Unless I’m working on something that’s really got me, I write for 1.5 hours in the morning. I do it in two forty-five-minute sprints with a break in the middle. During the sprints, I put my phone on airplane mode and take an analog note if I suddenly need to google something or make some rubbish urgent phone call. If I want to keep writing from here, that’s great, but if not, I don’t bully or criticise myself. That’s the deal me and my bitch boss (also me) have struck.
To begin, I usually read and edit yesterday’s work. I generally do creative work in the morning and I’m not good for more than admin after 3pm.
I wish I could say that I used a cool program but I use Microsoft Word.
In terms of planning, I’ve worked a few ways. Echolalia was mapped carefully, scene by scene. Why We Are Here was free-writing on notepads and then typing them up into a document that grew organically. Adult Fantasy was planned in chunks, with research questions and interviews for each chapter. I rewrote my debut, The Island Will Sink, so many times I honestly can’t say. It took me ten years to write that book. Sometimes I had a plan, sometimes I didn’t.
How do you navigate your various kinds of work?
I’m not sure I would have become a published writer if it wasn’t for the dole. I was on various forms of welfare from ages sixteen to twenty-nine. If I’d had to get a full-time job during that period, I don’t know what I’d be doing now.
My best friend’s mum recently reminded me that she had criticised me for being on welfare at nineteen. I had told her I was doing a writing apprenticeship. She thought that was shocking at the time, but says she now knows I was right. That was a nice message to get. It was hard for me to stay on welfare in the 2000s, but not as hard as it is for people now. I don’t know how young writers manage. They should bring back the 1980s dole for musicians and artists. Better yet, a universal basic income.
Until recently, I also binge worked. In my 20s, I’d go to Darwin in the dry season and work two jobs for cash and save the money so I could write for blocks of time at home. A PhD scholarship and the lucrative Sunday shift at a Queen Victoria Market store got me through about four years.
I’m not sure I would have become a published writer if it wasn’t for the dole.
I started teaching creative writing in the final year of my PhD. I’d take as many classes at as many universities as I could and then use the summer to write. Now I’m one of the lucky few with an ongoing position at a university.
I love teaching. My students inspire me. It’s the perfect job because it’s about writing without actually doing the writing so I can preserve that part of my brain. And it’s social. I couldn’t write marketing copy all day and then come home and write fiction. I’m so impressed with people who can.

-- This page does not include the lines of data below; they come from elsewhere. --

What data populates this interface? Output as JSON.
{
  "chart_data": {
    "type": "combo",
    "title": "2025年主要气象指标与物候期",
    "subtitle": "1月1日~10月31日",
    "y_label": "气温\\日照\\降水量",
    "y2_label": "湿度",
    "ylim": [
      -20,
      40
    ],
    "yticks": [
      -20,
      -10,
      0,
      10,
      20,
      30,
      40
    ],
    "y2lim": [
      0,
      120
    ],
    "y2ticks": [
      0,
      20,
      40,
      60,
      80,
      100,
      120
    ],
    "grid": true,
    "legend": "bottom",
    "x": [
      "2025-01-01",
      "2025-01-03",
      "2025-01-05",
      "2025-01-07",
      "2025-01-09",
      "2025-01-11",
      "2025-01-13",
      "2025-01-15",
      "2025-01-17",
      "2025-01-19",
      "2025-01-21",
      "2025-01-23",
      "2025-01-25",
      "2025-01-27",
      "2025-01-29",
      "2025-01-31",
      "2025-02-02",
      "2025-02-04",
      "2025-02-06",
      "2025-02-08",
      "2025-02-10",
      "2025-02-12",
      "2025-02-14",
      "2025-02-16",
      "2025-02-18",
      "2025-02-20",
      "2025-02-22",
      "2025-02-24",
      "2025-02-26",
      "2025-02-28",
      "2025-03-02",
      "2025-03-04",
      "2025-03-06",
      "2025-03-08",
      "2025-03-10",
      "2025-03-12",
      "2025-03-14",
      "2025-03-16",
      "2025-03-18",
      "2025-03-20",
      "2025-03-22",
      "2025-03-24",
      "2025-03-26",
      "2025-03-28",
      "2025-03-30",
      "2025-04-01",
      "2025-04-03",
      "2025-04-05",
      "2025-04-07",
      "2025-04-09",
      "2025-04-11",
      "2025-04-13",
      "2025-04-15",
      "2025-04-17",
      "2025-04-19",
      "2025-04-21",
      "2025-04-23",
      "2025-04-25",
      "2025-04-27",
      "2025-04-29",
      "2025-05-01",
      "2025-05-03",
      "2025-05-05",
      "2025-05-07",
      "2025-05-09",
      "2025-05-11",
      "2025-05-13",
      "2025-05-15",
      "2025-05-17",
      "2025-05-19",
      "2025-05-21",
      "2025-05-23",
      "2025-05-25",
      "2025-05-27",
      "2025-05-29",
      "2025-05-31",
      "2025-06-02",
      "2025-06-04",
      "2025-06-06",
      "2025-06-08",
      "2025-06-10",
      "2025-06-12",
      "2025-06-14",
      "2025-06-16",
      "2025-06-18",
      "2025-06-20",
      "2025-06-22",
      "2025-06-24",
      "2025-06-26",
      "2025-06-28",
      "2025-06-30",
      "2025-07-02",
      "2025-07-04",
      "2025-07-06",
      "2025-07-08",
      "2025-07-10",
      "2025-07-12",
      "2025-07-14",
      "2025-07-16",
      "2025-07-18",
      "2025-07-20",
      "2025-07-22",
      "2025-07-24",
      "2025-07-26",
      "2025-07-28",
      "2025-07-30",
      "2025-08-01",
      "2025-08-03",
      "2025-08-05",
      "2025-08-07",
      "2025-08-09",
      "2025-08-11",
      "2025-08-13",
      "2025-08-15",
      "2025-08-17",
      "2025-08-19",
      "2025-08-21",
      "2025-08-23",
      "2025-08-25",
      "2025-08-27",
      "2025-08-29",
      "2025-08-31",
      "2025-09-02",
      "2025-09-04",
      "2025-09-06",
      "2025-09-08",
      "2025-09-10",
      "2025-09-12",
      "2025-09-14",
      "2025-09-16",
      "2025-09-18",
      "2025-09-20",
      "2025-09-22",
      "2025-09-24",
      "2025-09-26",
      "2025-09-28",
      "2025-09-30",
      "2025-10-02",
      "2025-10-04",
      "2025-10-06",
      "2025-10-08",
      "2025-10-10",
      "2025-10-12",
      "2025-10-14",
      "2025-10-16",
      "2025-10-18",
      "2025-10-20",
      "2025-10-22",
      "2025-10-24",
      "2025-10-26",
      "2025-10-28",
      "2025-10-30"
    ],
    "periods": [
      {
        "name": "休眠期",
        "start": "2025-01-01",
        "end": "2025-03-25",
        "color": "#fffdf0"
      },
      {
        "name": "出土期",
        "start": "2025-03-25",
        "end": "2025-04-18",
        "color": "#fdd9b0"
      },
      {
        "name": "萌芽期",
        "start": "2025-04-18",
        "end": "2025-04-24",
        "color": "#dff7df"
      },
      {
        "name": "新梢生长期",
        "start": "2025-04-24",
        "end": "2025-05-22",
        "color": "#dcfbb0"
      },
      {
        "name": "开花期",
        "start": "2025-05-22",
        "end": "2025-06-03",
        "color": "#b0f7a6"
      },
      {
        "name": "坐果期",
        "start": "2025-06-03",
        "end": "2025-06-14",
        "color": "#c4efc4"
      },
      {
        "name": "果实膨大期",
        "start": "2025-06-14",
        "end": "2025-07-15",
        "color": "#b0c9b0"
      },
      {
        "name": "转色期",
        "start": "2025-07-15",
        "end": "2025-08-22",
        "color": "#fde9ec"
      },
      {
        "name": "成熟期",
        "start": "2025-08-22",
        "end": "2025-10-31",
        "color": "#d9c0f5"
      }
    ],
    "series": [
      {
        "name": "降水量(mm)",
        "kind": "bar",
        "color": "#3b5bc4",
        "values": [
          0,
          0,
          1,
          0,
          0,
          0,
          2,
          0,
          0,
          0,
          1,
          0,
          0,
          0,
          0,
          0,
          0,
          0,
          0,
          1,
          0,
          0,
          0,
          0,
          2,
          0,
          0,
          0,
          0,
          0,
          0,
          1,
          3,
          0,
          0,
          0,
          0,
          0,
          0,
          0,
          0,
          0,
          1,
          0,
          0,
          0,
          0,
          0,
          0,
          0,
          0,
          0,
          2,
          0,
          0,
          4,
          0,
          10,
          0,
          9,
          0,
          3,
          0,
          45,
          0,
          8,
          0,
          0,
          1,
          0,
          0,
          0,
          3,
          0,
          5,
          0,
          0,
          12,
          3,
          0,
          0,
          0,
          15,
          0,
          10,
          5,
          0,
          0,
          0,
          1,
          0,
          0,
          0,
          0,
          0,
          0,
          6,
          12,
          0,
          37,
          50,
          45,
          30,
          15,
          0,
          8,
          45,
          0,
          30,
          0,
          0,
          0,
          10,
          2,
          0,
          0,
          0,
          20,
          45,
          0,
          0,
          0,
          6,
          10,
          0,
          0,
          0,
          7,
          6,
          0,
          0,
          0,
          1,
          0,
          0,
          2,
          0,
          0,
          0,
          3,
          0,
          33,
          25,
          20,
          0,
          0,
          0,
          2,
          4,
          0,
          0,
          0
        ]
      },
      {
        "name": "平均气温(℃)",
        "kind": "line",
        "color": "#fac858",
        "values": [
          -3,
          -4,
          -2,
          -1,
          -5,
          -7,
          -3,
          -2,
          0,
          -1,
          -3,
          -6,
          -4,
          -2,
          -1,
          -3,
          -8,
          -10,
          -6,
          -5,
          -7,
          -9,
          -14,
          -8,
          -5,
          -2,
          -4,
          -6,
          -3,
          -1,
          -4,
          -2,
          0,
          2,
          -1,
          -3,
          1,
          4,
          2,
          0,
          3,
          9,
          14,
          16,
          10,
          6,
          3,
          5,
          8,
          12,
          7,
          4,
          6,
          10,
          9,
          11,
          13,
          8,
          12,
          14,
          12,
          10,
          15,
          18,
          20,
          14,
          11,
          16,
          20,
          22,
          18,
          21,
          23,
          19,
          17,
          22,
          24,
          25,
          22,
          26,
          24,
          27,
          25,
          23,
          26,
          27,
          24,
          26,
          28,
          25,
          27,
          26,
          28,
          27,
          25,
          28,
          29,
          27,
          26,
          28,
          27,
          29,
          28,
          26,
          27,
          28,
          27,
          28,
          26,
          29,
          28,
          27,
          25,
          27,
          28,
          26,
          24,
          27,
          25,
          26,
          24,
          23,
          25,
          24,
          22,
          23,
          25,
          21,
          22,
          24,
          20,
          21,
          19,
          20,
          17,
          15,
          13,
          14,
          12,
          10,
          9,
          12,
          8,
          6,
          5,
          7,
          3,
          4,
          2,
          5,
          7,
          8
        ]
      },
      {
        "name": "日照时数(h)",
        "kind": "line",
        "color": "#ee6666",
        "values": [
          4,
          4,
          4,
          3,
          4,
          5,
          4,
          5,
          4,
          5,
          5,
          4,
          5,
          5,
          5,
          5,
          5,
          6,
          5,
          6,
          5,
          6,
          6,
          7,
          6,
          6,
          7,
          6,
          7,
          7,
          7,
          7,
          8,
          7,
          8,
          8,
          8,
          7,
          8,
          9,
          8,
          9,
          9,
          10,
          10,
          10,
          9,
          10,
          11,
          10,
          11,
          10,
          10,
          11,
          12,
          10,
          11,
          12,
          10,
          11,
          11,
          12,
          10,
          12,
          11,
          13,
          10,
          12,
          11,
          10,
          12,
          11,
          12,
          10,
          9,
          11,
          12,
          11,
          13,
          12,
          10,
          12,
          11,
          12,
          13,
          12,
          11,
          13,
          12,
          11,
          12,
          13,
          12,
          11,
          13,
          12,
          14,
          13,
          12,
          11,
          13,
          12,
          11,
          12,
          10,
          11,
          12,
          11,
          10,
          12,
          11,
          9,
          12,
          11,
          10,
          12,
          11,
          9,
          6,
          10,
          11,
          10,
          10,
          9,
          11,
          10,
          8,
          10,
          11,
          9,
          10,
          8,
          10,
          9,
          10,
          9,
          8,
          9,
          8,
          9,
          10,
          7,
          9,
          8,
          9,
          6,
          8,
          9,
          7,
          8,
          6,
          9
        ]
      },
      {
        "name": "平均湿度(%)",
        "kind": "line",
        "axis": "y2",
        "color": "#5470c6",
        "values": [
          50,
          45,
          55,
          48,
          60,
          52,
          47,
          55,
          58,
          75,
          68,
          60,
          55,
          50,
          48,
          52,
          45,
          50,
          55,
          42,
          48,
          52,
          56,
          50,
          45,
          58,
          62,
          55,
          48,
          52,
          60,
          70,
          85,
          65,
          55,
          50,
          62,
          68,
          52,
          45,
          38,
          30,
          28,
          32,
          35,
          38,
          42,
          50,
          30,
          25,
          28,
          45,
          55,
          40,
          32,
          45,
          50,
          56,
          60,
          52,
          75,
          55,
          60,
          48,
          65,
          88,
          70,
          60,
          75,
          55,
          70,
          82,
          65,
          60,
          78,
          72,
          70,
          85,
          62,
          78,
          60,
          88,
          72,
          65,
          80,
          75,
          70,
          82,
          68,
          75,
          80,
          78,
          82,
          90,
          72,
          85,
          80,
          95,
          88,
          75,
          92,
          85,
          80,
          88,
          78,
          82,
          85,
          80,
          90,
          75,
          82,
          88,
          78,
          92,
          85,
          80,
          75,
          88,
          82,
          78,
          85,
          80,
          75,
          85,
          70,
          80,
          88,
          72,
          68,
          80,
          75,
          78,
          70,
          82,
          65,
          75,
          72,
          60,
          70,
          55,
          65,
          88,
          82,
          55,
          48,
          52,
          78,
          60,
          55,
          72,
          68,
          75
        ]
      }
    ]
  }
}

Has your writing practice changed over the years? If so, how?
It changes all the time as different projects require different methods. Right now, I’m working on some essays. So it’s reading, taking notes, writing for 1.5 hours and sometimes more if I can focus or if I’m on a deadline. Why We Are Here was loose and varied, like the spiderwebs when the spiders are on different substances. Then in the edit, I had to come in as a sober spider and see if the web would hold.

How do you encourage inspiration to strike?
If writer’s block is about not being able to come up with a good idea, the only way I know to deal with it is to be patient and alert. I go for long walks. Look at art. Read lots, particularly poetry. Write in a diary. All that stuff. When I don’t have any ideas, or a project underway, I find it very hard to do those 1.5 hours and sometimes I give myself time off. Stressing out or punishing myself doesn’t help me write.
What’s next for you?
I’ve been going to lots of festivals—including one recently in Mumbai! I’ve also been spending most weekends doing events for Why We Are Here. I’m not sure what’s next. I love writing, but the publishing and promo part really exhausts me.